Sim, Deus está no controle.
Sim, precisamos continuar caminhando.
Mas isso não significa que não podemos sentir dor.
A dor da perda precisa ser reconhecida e expressa para que possa ser sarada.
Uma perda que não pode ser compartilhada pode se tornar uma dor solitária.
Falar sobre o acontecimento, lembrar o que foi perdido e compartilhar aquilo que estamos sentindo não muda o passado, mas pode nos ajudar a reorganizar a vida diante da nova realidade.
Por isso, talvez seja importante encontrar um espaço seguro em alguém com quem você possa conversar.
Um amigo.
Um líder.
Um colega de ministério.
Alguém que não tenha pressa de explicar sua dor, mas esteja disposto a ouvi-la.
Como diz a frase : “A dor quando dividida, fica dor menos doída.”
Às vezes sabemos que estamos mal, mas não sabemos exatamente o que estamos sentindo.
É tristeza?
Raiva?
Frustração?
Culpa?
Medo?
Solidão?
Saudade?
Decepção?
Alívio?
Podem existir várias emoções ao mesmo tempo.
Nomear aquilo que sentimos pode nos ajudar a compreender melhor o que está acontecendo dentro de nós. Nomear emoções deve ser parte do processo de lidar com experiências intensas.
Não precisamos ter vergonha das nossas emoções.
Elas fazem parte da nossa humanidade.
Reconhecer a dor, falar sobre ela e nomear nossas emoções não é o suficiente para elaborar o sofrimento.
Existe um próximo passo: entregar toda a nossa dor a Deus.
A Bíblia não apresenta a fé como uma tentativa de negar a dor. Os Salmos estão cheios de pessoas que choram, perguntam, lamentam e apresentam sua dor diante de Deus.
Talvez uma das formas mais sinceras de oração seja simplesmente dizer:
“Senhor, isto doeu.”
“Eu sinto falta.”
“Eu não entendo por que isso aconteceu.”
“Estou triste.”
“Estou decepcionado.”
“Tenho medo do que vem agora.”
“Ajuda-me a entregar isso a Ti.”
Deus não precisa que escondamos nossa dor para demonstrarmos nossa fé.
Pare por alguns minutos e pense:
O que eu perdi ao longo da minha caminhada missionária?
Talvez tenha sido uma pessoa.
Um relacionamento.
Um ministério.
Um país.
Uma equipe.
Uma oportunidade.
Um sonho.
Uma posição.
Uma expectativa sobre como sua vida missionária seria.
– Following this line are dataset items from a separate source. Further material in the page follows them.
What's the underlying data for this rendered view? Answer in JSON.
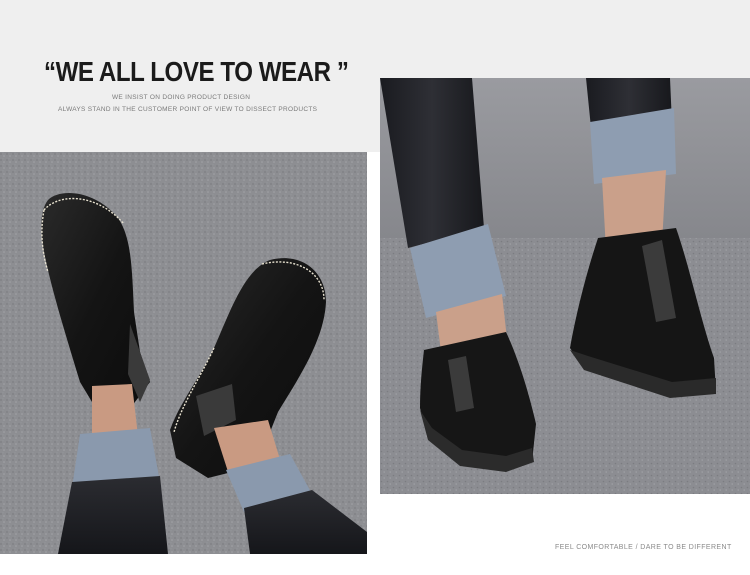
{
  "header": {
    "title": "“WE ALL LOVE TO WEAR ”",
    "subtitle_line1": "WE INSIST ON DOING PRODUCT DESIGN",
    "subtitle_line2": "ALWAYS STAND IN THE CUSTOMER POINT OF VIEW TO DISSECT PRODUCTS"
  },
  "photos": {
    "left": {
      "subject": "feet wearing black leather chelsea boots on grey carpet"
    },
    "right": {
      "subject": "person walking in black chelsea boots and cuffed dark jeans"
    }
  },
  "footer": {
    "tagline": "FEEL COMFORTABLE / DARE TO BE DIFFERENT"
  },
  "colors": {
    "band": "#efefef",
    "carpet": "#8e8f93",
    "boot": "#1a1a1a",
    "denim": "#1e1f24"
  }
}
Talvez tenha sido algo que ninguém ao seu redor reconheceu como uma perda.
Mas você sabe que perdeu.
Se existe uma dor que ainda não foi reconhecida, talvez este seja o momento de dar nome a ela.
Não tenha medo de reconhecer sua dor.
Não tenha vergonha de falar sobre ela.
Não pense que sentir saudade significa que você não está pronto para seguir em frente.
Elaborar uma perda não significa esquecer aquilo que foi perdido. Significa aprender a viver de uma nova maneira depois da perda.
E, nesse caminho, você não precisa caminhar sozinho.
Há pessoas que podem ouvir você.
Há pessoas que podem caminhar com você.
E, acima de tudo, há um Deus que continua presente quando aquilo que era importante para nós já não está mais onde costumava estar.